Pair Wise Distance 계산

- 임베딩 된 것 간의 거리 계산. 임베딩의 차원을 (B, 1) / (1, B)로 늘려 행렬 곱을 하면, 동일 임베딩 간의 제곱 값을 구할 수 있게 된다. tf.diag_part 참고.

- Squared 옵션을 사용하지 않는다면, '0' 값을 가진 원소를 Epsilon을 더한 후 Sqrt 연산을 진행한다.

def _pairwise_distances(embeddings, squared=False):
    """Compute the 2D matrix of distances between all the embeddings.
    Args:
        embeddings: tensor of shape (batch_size, embed_dim)
        squared: Boolean. If true, output is the pairwise squared euclidean distance matrix.
                 If false, output is the pairwise euclidean distance matrix.
    Returns:
        pairwise_distances: tensor of shape (batch_size, batch_size)
    """
    # Get the dot product between all embeddings, shape (batch_size, batch_size)
    dot_product = tf.matmul(embeddings, tf.transpose(embeddings))

    # Get squared L2 norm for each embedding.

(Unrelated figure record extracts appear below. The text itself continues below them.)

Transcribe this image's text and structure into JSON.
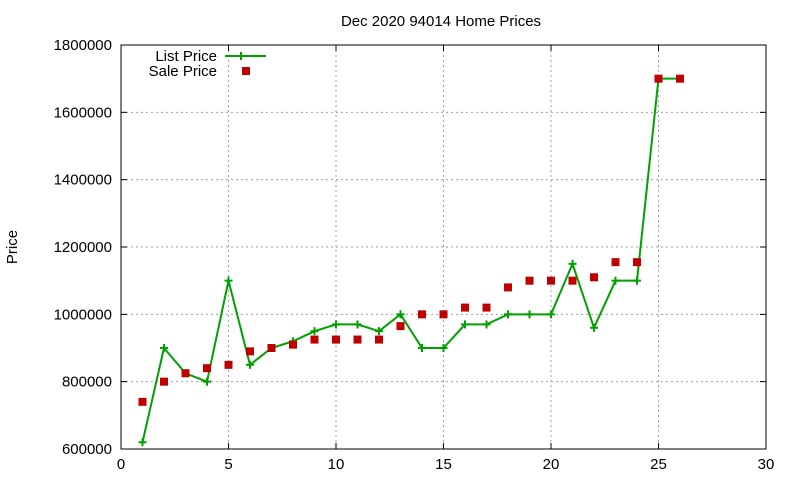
{
  "colors": {
    "list_price": "#00a000",
    "sale_price": "#c00000",
    "grid": "#a0a0a0",
    "axis": "#000000",
    "background": "#ffffff"
  },
  "chart_data": {
    "type": "line",
    "title": "Dec 2020 94014 Home Prices",
    "xlabel": "",
    "ylabel": "Price",
    "xlim": [
      0,
      30
    ],
    "ylim": [
      600000,
      1800000
    ],
    "x_ticks": [
      "0",
      "5",
      "10",
      "15",
      "20",
      "25",
      "30"
    ],
    "y_ticks": [
      "600000",
      "800000",
      "1000000",
      "1200000",
      "1400000",
      "1600000",
      "1800000"
    ],
    "grid": true,
    "legend_position": "top-left",
    "series": [
      {
        "name": "List Price",
        "style": "line-with-plus-markers",
        "x": [
          1,
          2,
          3,
          4,
          5,
          6,
          7,
          8,
          9,
          10,
          11,
          12,
          13,
          14,
          15,
          16,
          17,
          18,
          19,
          20,
          21,
          22,
          23,
          24,
          25,
          26
        ],
        "y": [
          620000,
          900000,
          825000,
          800000,
          1100000,
          850000,
          900000,
          920000,
          950000,
          970000,
          970000,
          950000,
          1000000,
          900000,
          900000,
          970000,
          970000,
          1000000,
          1000000,
          1000000,
          1150000,
          960000,
          1100000,
          1100000,
          1700000,
          1700000
        ]
      },
      {
        "name": "Sale Price",
        "style": "square-markers",
        "x": [
          1,
          2,
          3,
          4,
          5,
          6,
          7,
          8,
          9,
          10,
          11,
          12,
          13,
          14,
          15,
          16,
          17,
          18,
          19,
          20,
          21,
          22,
          23,
          24,
          25,
          26
        ],
        "y": [
          740000,
          800000,
          825000,
          840000,
          850000,
          890000,
          900000,
          910000,
          925000,
          925000,
          925000,
          925000,
          965000,
          1000000,
          1000000,
          1020000,
          1020000,
          1080000,
          1100000,
          1100000,
          1100000,
          1110000,
          1155000,
          1155000,
          1700000,
          1700000
        ]
      }
    ]
  }
}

We can just take the diagonal of `dot_product`.
    # This also provides more numerical stability (the diagonal of the result will be exactly 0).
    # shape (batch_size,)
    square_norm = tf.diag_part(dot_product)

    # Compute the pairwise distance matrix as we have:
    # ||a - b||^2 = ||a||^2  - 2 <a, b> + ||b||^2  , shape (batch_size, batch_size)
    distances = tf.expand_dims(square_norm, 1) - 2.0 * dot_product + tf.expand_dims(square_norm, 0)

    # Because of computation errors, some distances might be negative so we put everything >= 0.0
    distances = tf.maximum(distances, 0.0)

    if not squared:
        # Because the gradient of sqrt is infinite when distances == 0.0 (ex: on the diagonal)
        # we need to add a small epsilon where distances == 0.0
        mask = tf.to_float(tf.equal(distances, 0.0))
        distances = distances + mask * 1e-16

        distances = tf.sqrt(distances)

        # Correct the epsilon added: set the distances on the mask to be exactly 0.0
        distances = distances * (1.0 - mask)

    return

Batch All Strategy 구하는 전략

- 모든 배치 샘플에 대해 (Positive)와 (배치 샘플수 - Positive 갯수)를 곱해서 Triplet을 구한다.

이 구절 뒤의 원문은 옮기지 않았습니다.